In the appeal process, the Munich I Regional Court sentenced Jérôme Boateng to a fine of 120 daily rates of 10,000 euros for bodily harm.

The district court saw it as proven that the 34-year-old insulted, hit and injured his then partner on a Caribbean vacation in 2018. It essentially confirms the verdict from last year, when the Munich District Court sentenced the former Bayern Munich player to a fine of 1.8 million euros. Because all those involved in the process appealed against this verdict, the appeal process started in October.

Before the appeal process began, Boateng had expressly rejected a settlement proposal from the court, saying he could not reconcile that with his conscience.

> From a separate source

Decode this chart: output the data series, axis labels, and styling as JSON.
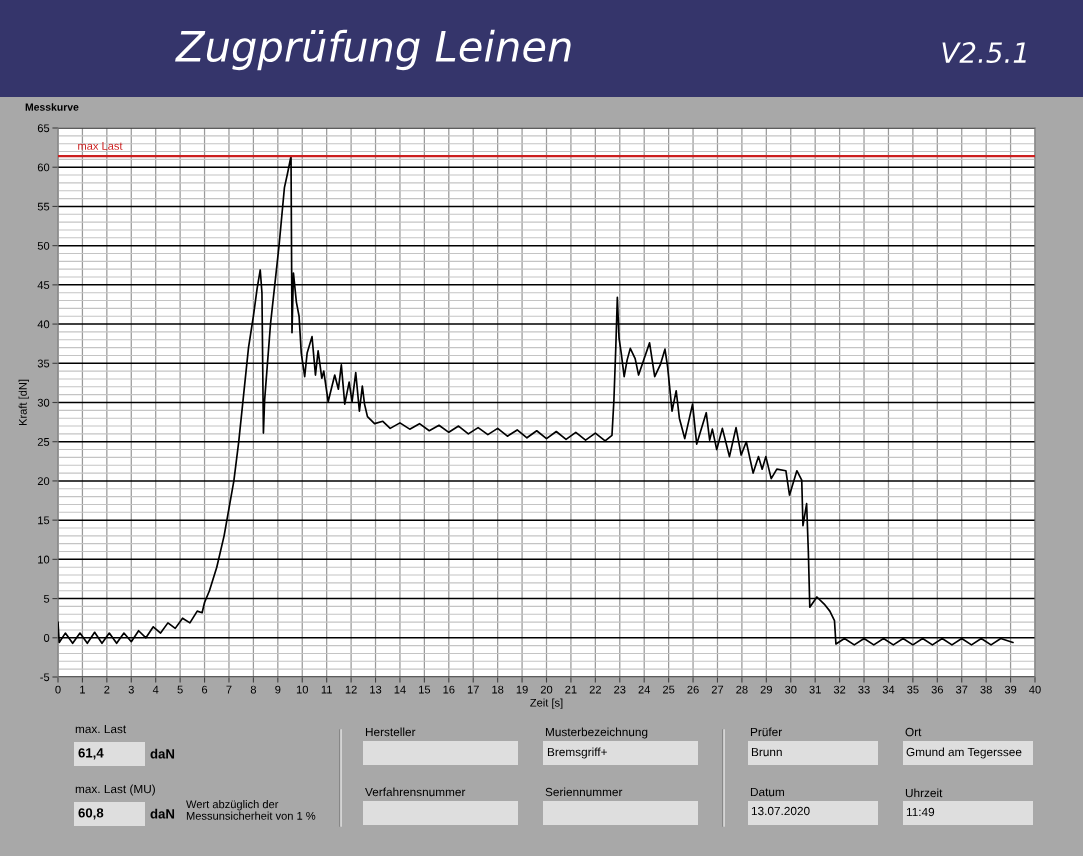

He didn’t want to testify either. “He denies criminal activity, but will otherwise not comment on the matter,” his lawyer told the court on Thursday.

Last year, the district court in Munich sentenced him to a fine of 1.8 million euros for bodily harm. At the time, the judge saw it as proven that Boateng, who played for Bayern Munich for ten years and is now under contract with Olympique Lyon, insulted his ex-girlfriend on a vacation together in the Caribbean in 2018, hit her in the face and her has hurt.

Last year’s verdict did not become final. Not only Boateng, who had denied the allegations before the district court, appealed – the public prosecutor’s office and his ex-girlfriend, who appears as a joint plaintiff, also. The indictment, which assumes dangerous bodily harm, had demanded a suspended sentence of one and a half years and a fine of 1.5 million euros in the first trial, Boateng’s defense attorney at the time an acquittal. The footballer now has a new lawyer.

Judge Andreas Forstner actually wanted to make the verdict on the second day of the hearing, October 21st. But it did not get to that. On that day, an incident on the fringes of the hearing also made the headlines: after an incident with Boateng’s security service, the Munich I public prosecutor’s office began investigations into suspected violations of the most personal sphere of life by taking pictures of several alleged participants, after a witness had testified in court that she was filmed by two security guards entering the building and felt threatened.

The woman, who said in court that she had seen Boateng attack, hit and insult her former girlfriend on a Caribbean vacation, burst into tears on the witness stand. “You’re just afraid,” she said, “that you’ll be threatened or your family will be threatened.”

After determining the personal details, Boateng’s lawyers emphasized that the security service, which had already looked after Boateng at the start of the trial the day before, had only “determined the environment” in order to be able to assess “Boateng’s security situation”. It was a matter of pure “object clarification” and the witness was not specifically filmed and was only filmed from behind.